Page:Delly - L'orpheline de Ti-Carrec, 1981.pdf/210

Le texte de cette page a été corrigé et est conforme au fac-similé.

Gwen s’arrêta un moment dans la salle du rez-de-chaussée où demeurait toujours, près de la corbeille à ouvrage de Varvara, le petit fauteuil d’enfant. Ici, elle évoquait le visage mélancolique de sa mère, les yeux couleur de turquoise où souvent se reflétaient de pénibles pensées. Ici revenaient avec plus de netteté les souvenirs de sa petite enfance, qui avait été paisible et heureuse. Puis elle monta dans la chambre de Varvara. Elle s’assit dans le vieux fauteuil garni de velours d’Utrecht jaune et appuya contre sa main son front fatigué.

Car elle n’avait pas repris encore son équilibre moral, depuis ces quelques heures passées à Kermazenc. En son âme s’était fait un bouleversement qui ne s’apaisait pas.
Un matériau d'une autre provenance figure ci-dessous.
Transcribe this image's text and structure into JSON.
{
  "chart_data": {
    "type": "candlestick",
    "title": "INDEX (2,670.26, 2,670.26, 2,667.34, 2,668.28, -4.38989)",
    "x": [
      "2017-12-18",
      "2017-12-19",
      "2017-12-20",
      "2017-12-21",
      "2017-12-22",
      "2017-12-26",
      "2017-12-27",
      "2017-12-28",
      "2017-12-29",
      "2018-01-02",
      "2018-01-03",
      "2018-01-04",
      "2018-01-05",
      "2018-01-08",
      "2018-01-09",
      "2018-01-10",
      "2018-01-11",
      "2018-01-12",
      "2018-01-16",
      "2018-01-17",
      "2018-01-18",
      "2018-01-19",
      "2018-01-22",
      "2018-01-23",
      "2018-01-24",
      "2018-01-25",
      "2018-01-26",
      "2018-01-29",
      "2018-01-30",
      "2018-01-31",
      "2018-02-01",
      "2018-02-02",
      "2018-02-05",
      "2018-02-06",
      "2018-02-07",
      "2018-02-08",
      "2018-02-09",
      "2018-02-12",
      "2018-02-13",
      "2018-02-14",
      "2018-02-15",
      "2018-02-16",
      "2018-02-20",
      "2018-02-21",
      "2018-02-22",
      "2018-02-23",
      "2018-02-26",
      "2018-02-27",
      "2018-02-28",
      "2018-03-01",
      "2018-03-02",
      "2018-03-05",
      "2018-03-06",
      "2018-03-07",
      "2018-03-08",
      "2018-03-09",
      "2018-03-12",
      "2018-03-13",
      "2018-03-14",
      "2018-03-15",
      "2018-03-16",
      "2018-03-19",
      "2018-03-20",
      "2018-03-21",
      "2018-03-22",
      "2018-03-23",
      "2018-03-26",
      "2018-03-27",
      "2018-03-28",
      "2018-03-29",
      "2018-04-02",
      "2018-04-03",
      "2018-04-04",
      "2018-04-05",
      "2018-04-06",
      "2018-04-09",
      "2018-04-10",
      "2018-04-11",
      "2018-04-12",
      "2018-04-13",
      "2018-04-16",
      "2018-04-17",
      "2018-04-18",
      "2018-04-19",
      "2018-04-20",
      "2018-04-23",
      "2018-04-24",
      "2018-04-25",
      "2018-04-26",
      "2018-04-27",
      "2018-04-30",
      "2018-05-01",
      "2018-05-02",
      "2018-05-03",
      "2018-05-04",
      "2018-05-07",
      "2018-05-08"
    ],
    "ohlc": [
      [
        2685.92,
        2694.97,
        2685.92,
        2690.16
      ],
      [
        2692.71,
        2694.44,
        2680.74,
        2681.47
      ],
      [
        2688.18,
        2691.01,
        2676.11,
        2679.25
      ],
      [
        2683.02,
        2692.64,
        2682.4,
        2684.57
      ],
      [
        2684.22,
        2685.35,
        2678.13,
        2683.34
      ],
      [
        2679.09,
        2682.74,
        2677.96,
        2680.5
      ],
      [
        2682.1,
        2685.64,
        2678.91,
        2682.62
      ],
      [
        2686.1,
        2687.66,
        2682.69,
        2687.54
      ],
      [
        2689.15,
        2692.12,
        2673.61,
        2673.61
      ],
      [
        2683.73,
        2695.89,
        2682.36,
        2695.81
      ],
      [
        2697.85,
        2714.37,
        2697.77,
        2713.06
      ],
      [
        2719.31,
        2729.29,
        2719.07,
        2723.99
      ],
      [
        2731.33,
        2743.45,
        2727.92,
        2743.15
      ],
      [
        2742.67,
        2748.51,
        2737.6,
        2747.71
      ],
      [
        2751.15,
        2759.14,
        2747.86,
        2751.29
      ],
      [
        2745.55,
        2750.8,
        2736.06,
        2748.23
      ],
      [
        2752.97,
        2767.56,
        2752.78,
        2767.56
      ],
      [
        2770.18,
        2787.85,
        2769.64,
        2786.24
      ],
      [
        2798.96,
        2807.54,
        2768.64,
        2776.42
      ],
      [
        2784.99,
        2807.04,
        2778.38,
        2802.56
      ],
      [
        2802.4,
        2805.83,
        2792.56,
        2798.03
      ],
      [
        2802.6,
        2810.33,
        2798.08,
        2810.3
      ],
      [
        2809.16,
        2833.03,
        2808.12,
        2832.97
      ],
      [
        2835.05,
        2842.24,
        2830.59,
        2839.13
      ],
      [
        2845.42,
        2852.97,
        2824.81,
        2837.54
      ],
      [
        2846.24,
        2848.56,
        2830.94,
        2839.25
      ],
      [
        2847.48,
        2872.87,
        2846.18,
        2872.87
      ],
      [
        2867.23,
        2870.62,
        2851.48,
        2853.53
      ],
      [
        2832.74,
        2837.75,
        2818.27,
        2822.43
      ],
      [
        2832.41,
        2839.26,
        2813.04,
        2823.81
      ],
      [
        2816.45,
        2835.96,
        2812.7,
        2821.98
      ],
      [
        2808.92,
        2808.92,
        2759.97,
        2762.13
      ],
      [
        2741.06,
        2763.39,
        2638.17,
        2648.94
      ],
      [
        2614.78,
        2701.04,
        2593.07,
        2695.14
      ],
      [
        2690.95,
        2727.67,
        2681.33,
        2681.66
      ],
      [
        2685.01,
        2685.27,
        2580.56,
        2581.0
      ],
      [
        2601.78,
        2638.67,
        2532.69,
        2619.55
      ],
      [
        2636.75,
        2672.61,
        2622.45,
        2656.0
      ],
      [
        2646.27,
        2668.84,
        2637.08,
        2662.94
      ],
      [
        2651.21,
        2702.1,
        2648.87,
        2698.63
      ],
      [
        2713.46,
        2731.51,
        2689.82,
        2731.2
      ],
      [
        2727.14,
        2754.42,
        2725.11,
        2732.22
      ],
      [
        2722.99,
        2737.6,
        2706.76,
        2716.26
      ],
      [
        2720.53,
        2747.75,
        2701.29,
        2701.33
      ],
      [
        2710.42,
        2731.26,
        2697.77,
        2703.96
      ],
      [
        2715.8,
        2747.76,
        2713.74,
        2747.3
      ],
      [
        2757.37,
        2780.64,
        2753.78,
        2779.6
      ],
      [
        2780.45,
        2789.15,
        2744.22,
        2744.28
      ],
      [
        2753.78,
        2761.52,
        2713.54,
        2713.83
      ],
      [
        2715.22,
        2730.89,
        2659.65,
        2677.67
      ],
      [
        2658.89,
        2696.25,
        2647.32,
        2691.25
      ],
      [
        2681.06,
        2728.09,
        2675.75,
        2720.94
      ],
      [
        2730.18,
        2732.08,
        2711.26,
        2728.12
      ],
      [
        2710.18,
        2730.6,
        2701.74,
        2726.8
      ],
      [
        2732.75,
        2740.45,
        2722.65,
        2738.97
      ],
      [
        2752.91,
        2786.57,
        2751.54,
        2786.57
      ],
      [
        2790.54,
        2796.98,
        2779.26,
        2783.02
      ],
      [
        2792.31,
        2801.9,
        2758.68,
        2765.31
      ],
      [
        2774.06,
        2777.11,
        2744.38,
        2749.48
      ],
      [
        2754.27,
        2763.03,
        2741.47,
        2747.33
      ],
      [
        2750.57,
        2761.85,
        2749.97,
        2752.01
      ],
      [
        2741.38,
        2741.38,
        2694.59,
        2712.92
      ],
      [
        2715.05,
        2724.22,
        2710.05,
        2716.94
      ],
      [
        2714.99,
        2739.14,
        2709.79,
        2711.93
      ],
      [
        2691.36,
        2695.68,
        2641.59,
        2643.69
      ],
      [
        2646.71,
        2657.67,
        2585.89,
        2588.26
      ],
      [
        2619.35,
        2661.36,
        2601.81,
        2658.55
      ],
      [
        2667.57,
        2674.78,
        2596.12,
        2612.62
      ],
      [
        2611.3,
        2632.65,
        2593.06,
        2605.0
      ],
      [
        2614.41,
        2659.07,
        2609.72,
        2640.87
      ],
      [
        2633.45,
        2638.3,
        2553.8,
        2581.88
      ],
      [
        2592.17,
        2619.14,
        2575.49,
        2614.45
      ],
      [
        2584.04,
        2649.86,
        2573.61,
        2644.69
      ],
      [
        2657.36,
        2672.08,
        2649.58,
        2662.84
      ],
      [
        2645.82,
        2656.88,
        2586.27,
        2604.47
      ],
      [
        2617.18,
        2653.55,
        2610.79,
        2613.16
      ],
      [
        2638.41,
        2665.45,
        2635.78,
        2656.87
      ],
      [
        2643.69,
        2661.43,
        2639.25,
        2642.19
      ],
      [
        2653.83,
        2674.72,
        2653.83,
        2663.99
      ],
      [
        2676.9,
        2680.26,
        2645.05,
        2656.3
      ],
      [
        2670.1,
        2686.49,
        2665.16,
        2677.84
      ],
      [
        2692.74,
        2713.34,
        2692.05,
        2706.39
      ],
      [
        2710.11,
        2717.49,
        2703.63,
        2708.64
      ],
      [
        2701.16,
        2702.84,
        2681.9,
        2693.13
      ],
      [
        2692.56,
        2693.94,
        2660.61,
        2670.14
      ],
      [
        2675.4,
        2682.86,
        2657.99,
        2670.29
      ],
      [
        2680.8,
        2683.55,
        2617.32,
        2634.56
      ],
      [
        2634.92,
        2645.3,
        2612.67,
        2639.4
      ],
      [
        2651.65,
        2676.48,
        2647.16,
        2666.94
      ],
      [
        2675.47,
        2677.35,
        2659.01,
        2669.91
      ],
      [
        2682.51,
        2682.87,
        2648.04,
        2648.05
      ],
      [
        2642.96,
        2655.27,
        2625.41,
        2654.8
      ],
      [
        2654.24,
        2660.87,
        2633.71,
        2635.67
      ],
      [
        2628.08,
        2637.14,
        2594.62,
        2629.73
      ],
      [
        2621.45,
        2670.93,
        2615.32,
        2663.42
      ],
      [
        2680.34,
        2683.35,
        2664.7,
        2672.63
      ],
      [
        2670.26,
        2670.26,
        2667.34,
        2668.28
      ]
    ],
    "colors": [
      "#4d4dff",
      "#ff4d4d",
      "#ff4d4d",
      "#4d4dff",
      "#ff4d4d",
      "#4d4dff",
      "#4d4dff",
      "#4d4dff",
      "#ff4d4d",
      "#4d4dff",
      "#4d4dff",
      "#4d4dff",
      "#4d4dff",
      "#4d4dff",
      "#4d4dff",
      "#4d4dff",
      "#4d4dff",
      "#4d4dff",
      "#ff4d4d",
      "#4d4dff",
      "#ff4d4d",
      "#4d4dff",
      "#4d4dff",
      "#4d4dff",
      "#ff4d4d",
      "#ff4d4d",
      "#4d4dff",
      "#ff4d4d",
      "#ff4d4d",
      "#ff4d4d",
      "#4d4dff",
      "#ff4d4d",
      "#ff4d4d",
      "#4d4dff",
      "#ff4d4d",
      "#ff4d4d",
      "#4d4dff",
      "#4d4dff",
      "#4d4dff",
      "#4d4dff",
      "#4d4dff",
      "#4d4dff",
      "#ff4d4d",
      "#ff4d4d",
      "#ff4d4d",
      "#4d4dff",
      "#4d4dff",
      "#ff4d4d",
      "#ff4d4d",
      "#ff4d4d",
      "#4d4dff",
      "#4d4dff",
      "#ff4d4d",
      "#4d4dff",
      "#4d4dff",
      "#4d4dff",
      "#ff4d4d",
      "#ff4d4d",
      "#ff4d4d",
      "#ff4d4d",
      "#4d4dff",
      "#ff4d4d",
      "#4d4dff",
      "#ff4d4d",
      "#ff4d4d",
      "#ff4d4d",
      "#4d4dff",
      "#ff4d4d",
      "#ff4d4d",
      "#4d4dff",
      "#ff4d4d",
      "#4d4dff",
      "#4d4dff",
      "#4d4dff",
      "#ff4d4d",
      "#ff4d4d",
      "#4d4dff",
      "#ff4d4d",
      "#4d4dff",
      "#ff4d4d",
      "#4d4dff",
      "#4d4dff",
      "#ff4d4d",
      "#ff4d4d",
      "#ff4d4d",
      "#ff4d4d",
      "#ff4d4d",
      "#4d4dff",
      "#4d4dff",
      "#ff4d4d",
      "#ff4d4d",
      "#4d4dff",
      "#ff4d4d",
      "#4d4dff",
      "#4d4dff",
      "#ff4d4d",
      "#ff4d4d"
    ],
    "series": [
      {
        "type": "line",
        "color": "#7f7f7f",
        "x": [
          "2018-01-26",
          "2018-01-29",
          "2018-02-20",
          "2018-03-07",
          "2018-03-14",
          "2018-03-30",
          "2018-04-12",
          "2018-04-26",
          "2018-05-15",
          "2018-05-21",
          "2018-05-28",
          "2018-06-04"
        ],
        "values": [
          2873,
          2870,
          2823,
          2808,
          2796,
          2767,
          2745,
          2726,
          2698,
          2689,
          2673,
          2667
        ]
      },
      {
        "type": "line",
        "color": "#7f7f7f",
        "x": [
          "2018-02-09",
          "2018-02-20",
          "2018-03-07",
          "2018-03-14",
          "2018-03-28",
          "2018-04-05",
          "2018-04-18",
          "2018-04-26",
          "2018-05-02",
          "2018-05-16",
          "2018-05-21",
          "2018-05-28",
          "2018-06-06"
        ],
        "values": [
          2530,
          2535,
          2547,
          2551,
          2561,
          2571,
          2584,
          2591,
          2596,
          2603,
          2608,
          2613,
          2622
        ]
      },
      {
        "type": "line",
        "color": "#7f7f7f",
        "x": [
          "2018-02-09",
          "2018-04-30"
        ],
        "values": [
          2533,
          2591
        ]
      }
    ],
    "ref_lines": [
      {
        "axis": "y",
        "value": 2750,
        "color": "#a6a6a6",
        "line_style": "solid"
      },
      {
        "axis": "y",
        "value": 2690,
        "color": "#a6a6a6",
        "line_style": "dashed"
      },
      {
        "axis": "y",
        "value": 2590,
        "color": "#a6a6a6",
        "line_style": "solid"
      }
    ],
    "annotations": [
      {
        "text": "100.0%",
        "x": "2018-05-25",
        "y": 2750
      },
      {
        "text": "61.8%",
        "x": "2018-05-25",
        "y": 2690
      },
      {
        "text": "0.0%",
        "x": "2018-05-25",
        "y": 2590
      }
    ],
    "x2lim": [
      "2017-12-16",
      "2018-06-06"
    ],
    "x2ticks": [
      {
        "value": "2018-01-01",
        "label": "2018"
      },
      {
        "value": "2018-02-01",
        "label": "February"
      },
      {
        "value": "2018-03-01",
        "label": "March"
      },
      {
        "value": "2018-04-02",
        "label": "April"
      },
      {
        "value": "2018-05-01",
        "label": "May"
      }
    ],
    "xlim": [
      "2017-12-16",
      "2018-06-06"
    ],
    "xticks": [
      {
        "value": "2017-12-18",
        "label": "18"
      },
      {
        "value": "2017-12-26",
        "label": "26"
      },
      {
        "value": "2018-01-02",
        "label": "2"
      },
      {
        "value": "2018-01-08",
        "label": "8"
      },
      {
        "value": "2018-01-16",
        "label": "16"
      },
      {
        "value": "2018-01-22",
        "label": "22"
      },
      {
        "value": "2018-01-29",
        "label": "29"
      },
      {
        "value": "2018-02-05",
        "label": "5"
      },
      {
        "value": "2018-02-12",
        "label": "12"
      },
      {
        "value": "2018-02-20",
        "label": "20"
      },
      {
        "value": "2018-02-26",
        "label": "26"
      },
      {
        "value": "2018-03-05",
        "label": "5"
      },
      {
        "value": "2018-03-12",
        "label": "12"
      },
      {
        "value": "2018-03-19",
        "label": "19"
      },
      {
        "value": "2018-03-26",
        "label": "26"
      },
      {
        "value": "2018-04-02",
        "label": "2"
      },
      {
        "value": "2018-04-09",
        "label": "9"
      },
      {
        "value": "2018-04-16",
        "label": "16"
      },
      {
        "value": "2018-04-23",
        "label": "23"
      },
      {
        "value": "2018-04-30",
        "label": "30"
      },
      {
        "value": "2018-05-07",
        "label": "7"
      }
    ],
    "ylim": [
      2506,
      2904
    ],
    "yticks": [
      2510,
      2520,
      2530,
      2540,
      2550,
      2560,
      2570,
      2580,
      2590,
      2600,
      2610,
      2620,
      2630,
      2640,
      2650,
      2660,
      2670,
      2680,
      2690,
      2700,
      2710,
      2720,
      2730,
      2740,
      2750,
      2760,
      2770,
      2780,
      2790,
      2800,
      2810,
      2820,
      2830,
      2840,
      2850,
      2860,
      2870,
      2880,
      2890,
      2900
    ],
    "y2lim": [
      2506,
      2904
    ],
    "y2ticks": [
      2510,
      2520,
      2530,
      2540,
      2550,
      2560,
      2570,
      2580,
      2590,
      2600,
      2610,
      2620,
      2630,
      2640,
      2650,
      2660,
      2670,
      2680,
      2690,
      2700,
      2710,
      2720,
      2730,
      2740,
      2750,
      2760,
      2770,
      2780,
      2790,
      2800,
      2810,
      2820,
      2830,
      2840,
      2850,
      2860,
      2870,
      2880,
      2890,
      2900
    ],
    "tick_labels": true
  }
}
Constamment revenait à sa pensée le souvenir de ces instants où elle s’était trouvée près de Dougual de Penanscoët, où elle avait entendu sa voix prenante, dans laquelle les accents impératifs se mêlaient à une ensorcelante douceur… où elle avait vu s’attacher sur elle ces yeux si beaux, charmeurs et volontaires, ironiques aussi, comme au moment où il lui avait dit :

— Vous ne pouvez qu’être ravie de me montrer une telle beauté. Ne jouez pas cette petite comédie…

Une brûlante rougeur monta au visage de Gwen à ce souvenir. L’indignation qui l’avait saisie à ce moment-là reparut, fit battre plus fortement ses artères.